Верно, ловил в свое время. Прикармливал. Да. Разбогател даже на час. А потом? – сошло все, как и не бывало! От всего богатства – одни ватрушки, и те подгоремши!

А ноги бы надо размять. В зверинец зашел. Бескультурье... Запах такой звериный, тяжелый. Козляки блеют. Тетеря с приятелями, как всегда, в карты режутся:

– А мы вам вальта!

– А мы его червонцем!

– Спятил, что ли?

– А козырная!

– Что ж, что козырная? Червонец прошел! Скинули червонец-то! Жулит он, ребята!

Как всегда – ни навоз не убрали, ничего.

– Тетеря! Поди сюда. Запрягайся.

– Погоди, доиграем.

– Что значит погоди? У тебя отдых был – предоста-точно.

– Тэк-с... Бабец и еще бабец! Вот вам!

– Тетеря!

– У меня пересменка... Берешь? – и вальта тебе в придачу.

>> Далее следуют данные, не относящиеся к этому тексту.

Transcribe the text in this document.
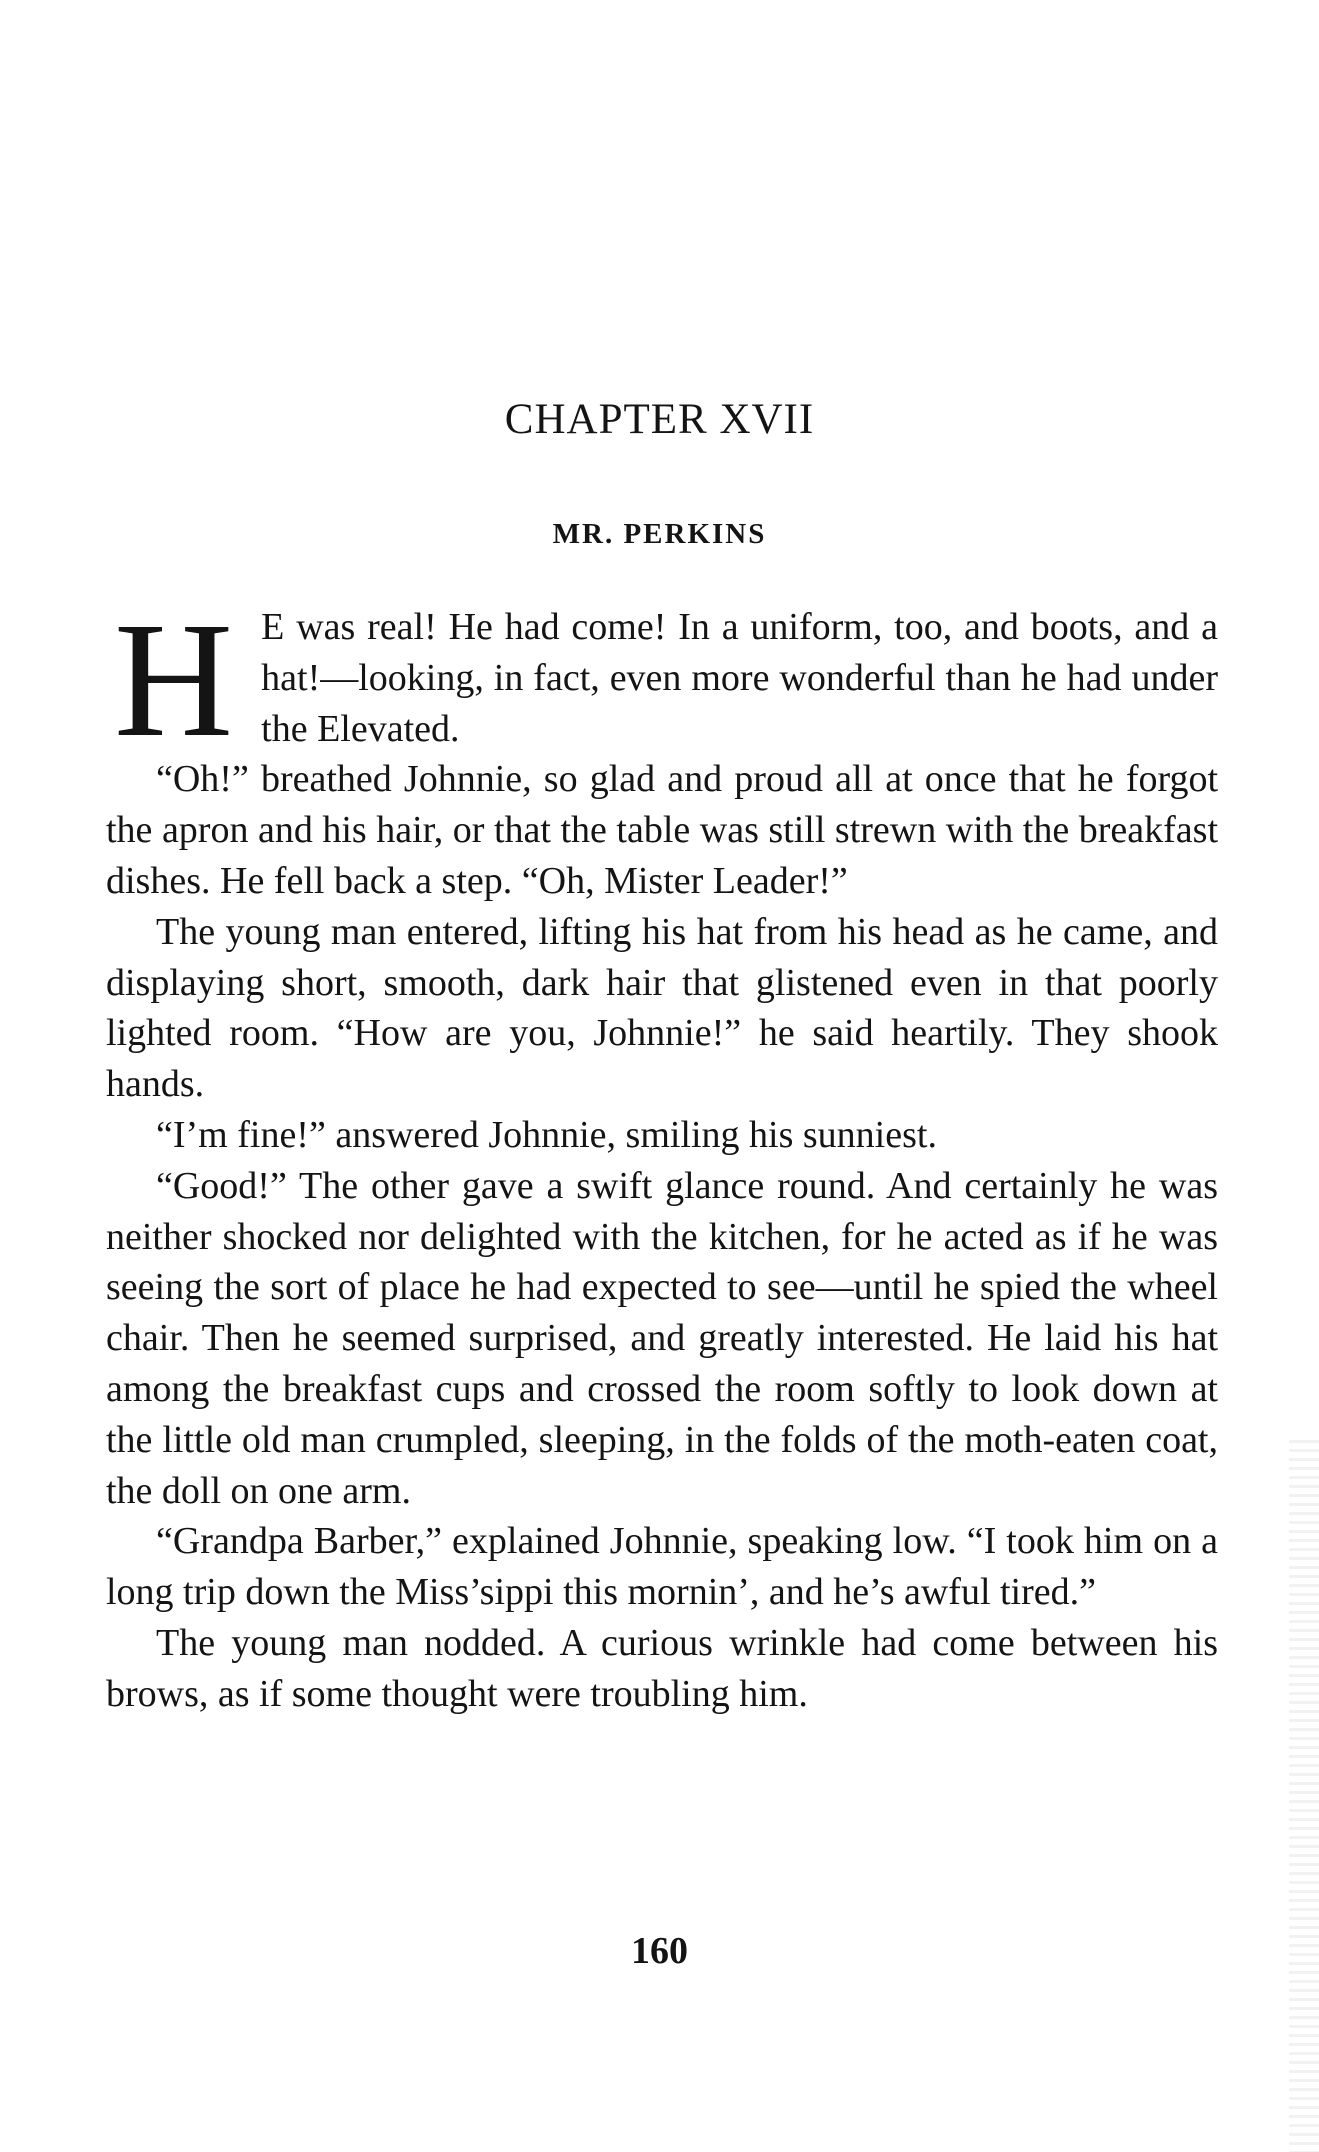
CHAPTER XVII
MR. PERKINS

H E was real! He had come! In a uniform, too, and boots, and a hat!—looking, in fact, even more wonderful than he had under the Elevated.

“Oh!” breathed Johnnie, so glad and proud all at once that he forgot the apron and his hair, or that the table was still strewn with the breakfast dishes. He fell back a step. “Oh, Mister Leader!”

The young man entered, lifting his hat from his head as he came, and displaying short, smooth, dark hair that glistened even in that poorly lighted room. “How are you, Johnnie!” he said heartily. They shook hands.

“I’m fine!” answered Johnnie, smiling his sunniest.

“Good!” The other gave a swift glance round. And certainly he was neither shocked nor delighted with the kitchen, for he acted as if he was seeing the sort of place he had expected to see—until he spied the wheel chair. Then he seemed surprised, and greatly interested. He laid his hat among the breakfast cups and crossed the room softly to look down at the little old man crumpled, sleeping, in the folds of the moth-eaten coat, the doll on one arm.

“Grandpa Barber,” explained Johnnie, speaking low. “I took him on a long trip down the Miss’sippi this mornin’, and he’s awful tired.”

The young man nodded. A curious wrinkle had come between his brows, as if some thought were troubling him.

160
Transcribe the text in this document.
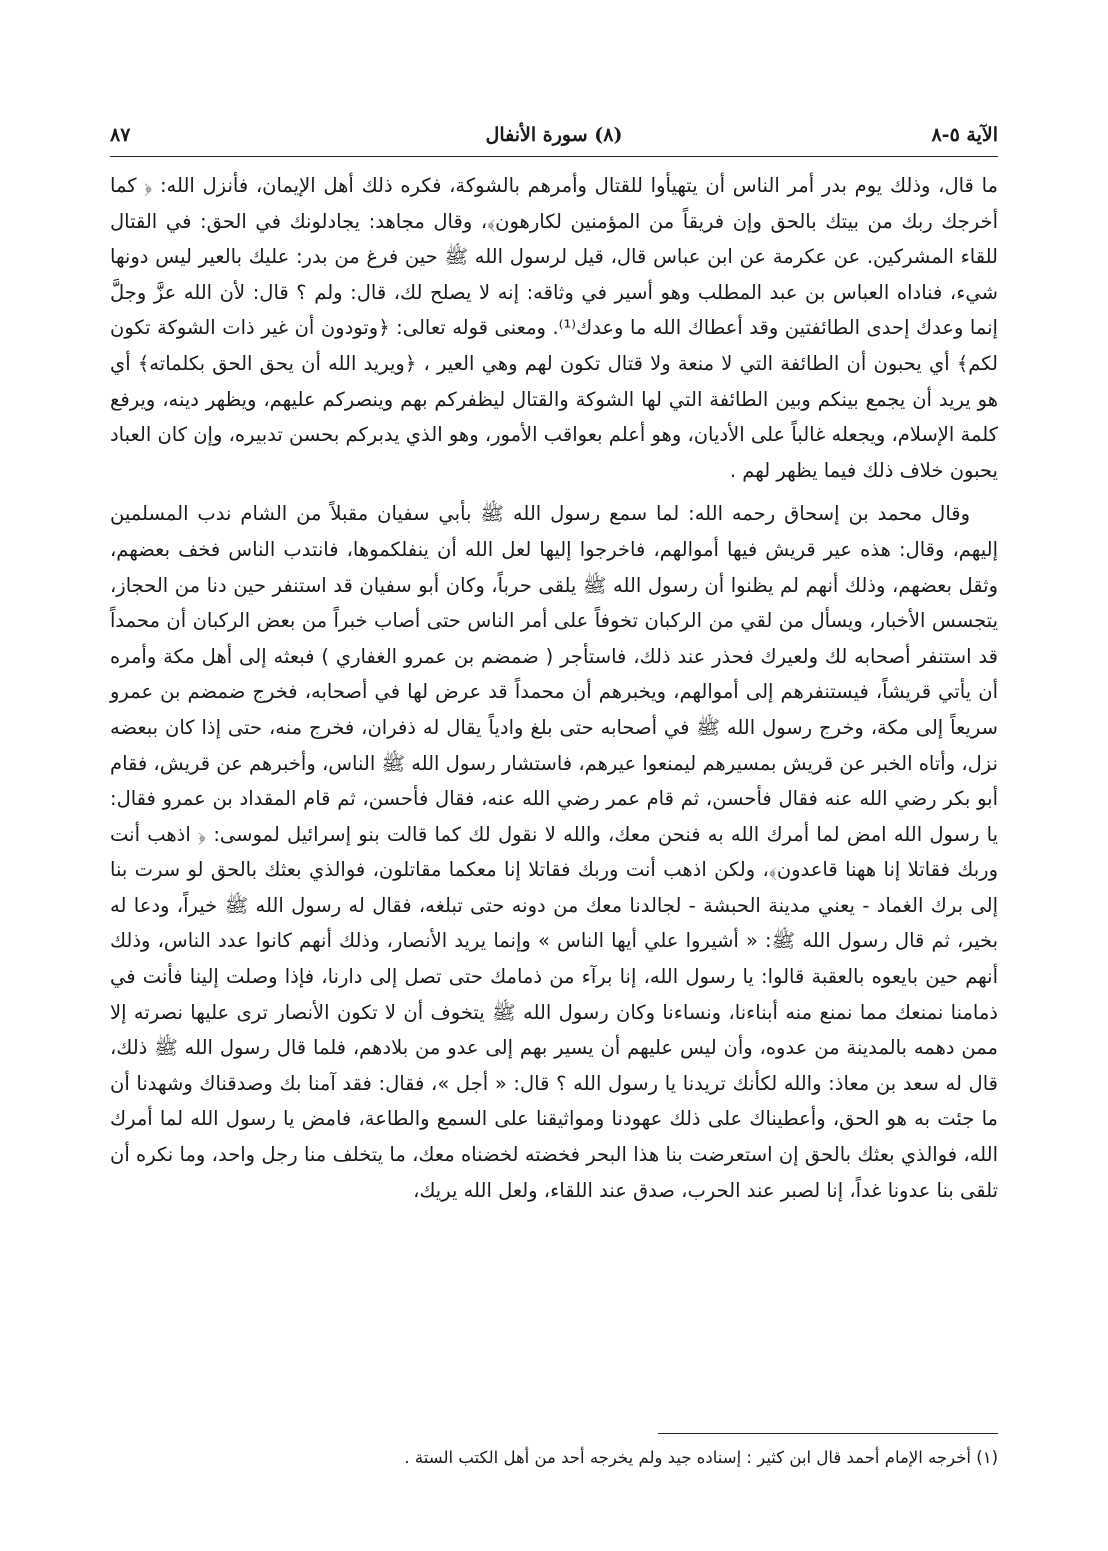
الآية ٥-٨
(٨) سورة الأنفال
٨٧

ما قال، وذلك يوم بدر أمر الناس أن يتهيأوا للقتال وأمرهم بالشوكة، فكره ذلك أهل الإيمان، فأنزل الله: ﴿ كما أخرجك ربك من بيتك بالحق وإن فريقاً من المؤمنين لكارهون﴾، وقال مجاهد: يجادلونك في الحق: في القتال للقاء المشركين. عن عكرمة عن ابن عباس قال، قيل لرسول الله ﷺ حين فرغ من بدر: عليك بالعير ليس دونها شيء، فناداه العباس بن عبد المطلب وهو أسير في وثاقه: إنه لا يصلح لك، قال: ولم ؟ قال: لأن الله عزَّ وجلَّ إنما وعدك إحدى الطائفتين وقد أعطاك الله ما وعدك⁽¹⁾. ومعنى قوله تعالى: ﴿وتودون أن غير ذات الشوكة تكون لكم﴾ أي يحبون أن الطائفة التي لا منعة ولا قتال تكون لهم وهي العير ، ﴿ويريد الله أن يحق الحق بكلماته﴾ أي هو يريد أن يجمع بينكم وبين الطائفة التي لها الشوكة والقتال ليظفركم بهم وينصركم عليهم، ويظهر دينه، ويرفع كلمة الإسلام، ويجعله غالباً على الأديان، وهو أعلم بعواقب الأمور، وهو الذي يدبركم بحسن تدبيره، وإن كان العباد يحبون خلاف ذلك فيما يظهر لهم .

وقال محمد بن إسحاق رحمه الله: لما سمع رسول الله ﷺ بأبي سفيان مقبلاً من الشام ندب المسلمين إليهم، وقال: هذه عير قريش فيها أموالهم، فاخرجوا إليها لعل الله أن ينفلكموها، فانتدب الناس فخف بعضهم، وثقل بعضهم، وذلك أنهم لم يظنوا أن رسول الله ﷺ يلقى حرباً، وكان أبو سفيان قد استنفر حين دنا من الحجاز، يتجسس الأخبار، ويسأل من لقي من الركبان تخوفاً على أمر الناس حتى أصاب خبراً من بعض الركبان أن محمداً قد استنفر أصحابه لك ولعيرك فحذر عند ذلك، فاستأجر ( ضمضم بن عمرو الغفاري ) فبعثه إلى أهل مكة وأمره أن يأتي قريشاً، فيستنفرهم إلى أموالهم، ويخبرهم أن محمداً قد عرض لها في أصحابه، فخرج ضمضم بن عمرو سريعاً إلى مكة، وخرج رسول الله ﷺ في أصحابه حتى بلغ وادياً يقال له ذفران، فخرج منه، حتى إذا كان ببعضه نزل، وأتاه الخبر عن قريش بمسيرهم ليمنعوا عيرهم، فاستشار رسول الله ﷺ الناس، وأخبرهم عن قريش، فقام أبو بكر رضي الله عنه فقال فأحسن، ثم قام عمر رضي الله عنه، فقال فأحسن، ثم قام المقداد بن عمرو فقال: يا رسول الله امض لما أمرك الله به فنحن معك، والله لا نقول لك كما قالت بنو إسرائيل لموسى: ﴿ اذهب أنت وربك فقاتلا إنا ههنا قاعدون﴾، ولكن اذهب أنت وربك فقاتلا إنا معكما مقاتلون، فوالذي بعثك بالحق لو سرت بنا إلى برك الغماد - يعني مدينة الحبشة - لجالدنا معك من دونه حتى تبلغه، فقال له رسول الله ﷺ خيراً، ودعا له بخير، ثم قال رسول الله ﷺ: « أشيروا علي أيها الناس » وإنما يريد الأنصار، وذلك أنهم كانوا عدد الناس، وذلك أنهم حين بايعوه بالعقبة قالوا: يا رسول الله، إنا برآء من ذمامك حتى تصل إلى دارنا، فإذا وصلت إلينا فأنت في ذمامنا نمنعك مما نمنع منه أبناءنا، ونساءنا وكان رسول الله ﷺ يتخوف أن لا تكون الأنصار ترى عليها نصرته إلا ممن دهمه بالمدينة من عدوه، وأن ليس عليهم أن يسير بهم إلى عدو من بلادهم، فلما قال رسول الله ﷺ ذلك، قال له سعد بن معاذ: والله لكأنك تريدنا يا رسول الله ؟ قال: « أجل »، فقال: فقد آمنا بك وصدقناك وشهدنا أن ما جئت به هو الحق، وأعطيناك على ذلك عهودنا ومواثيقنا على السمع والطاعة، فامض يا رسول الله لما أمرك الله، فوالذي بعثك بالحق إن استعرضت بنا هذا البحر فخضته لخضناه معك، ما يتخلف منا رجل واحد، وما نكره أن تلقى بنا عدونا غداً، إنا لصبر عند الحرب، صدق عند اللقاء، ولعل الله يريك،

(١) أخرجه الإمام أحمد قال ابن كثير : إسناده جيد ولم يخرجه أحد من أهل الكتب الستة .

– Тетеря!!! – затопал ногами Бенедикт.

– Ну, чего, чего... Разорался... У саней полозья погнумши.

– Не ври! Всегда одно и то же! Обувайся, кататься поеду. Пять минут тебе на сборы!..

Бенедикт пошел вдоль клетей. Тут воробьи. Мелкая птица, вроде мыши, а вкусная. Только костей много. Тут соловьи были. Съели соловьев, надо новых ловить. Это весной. Сейчас они попрятамшись. Тут – что у нас. Тут древяница.

– Древяница! – позвал Бенедикт. – Выйди!

Не выходит.

– Выходи, сукина дочь!

Не хочет. Подгреб, ухмыляясь, Терентий.

– А ты громче.

Крикнул громче.

– Да ты еще громче.

– Дре-вя-ни-цааааааааааааааааааааааа!!!

Не идет, что такое!

– А ты так крикни, чтоб кишки лопнули. Она и выйдет. С кишок.

Бенедикт посмотрел с сомнением: скотина ржет, довольный:

– Гы! Вы ж ее съели!

– Разве? Так что ж ты мне тут!..

Шутки дурацкие... Так и голос сорвешь на морозе. Бенедикт оглядел клети. Вся птица, что послабей, в дупле хоронится. Слеповран нахохлился, голову под крыло. Птицы-блядуницы в стайку сбились, друг друга греют. Страдают! А, то-то! Будете знать, как на головы гадить! Ведь до чего птица мусорная! И мясо у нее мусорное, жилистое, это уж только перерожденцев кормить, а люди не едят. И в лесу она жить не хочет, а только в городе, блядуница эта.

В дальней клети, где дерево голое, сук голый тож, – никого не видать. Кто в ней жилец – незнамо. А он в дупле. А может, и нету никого: клеть чистая, ни помета, ни перьев. А может, съели его.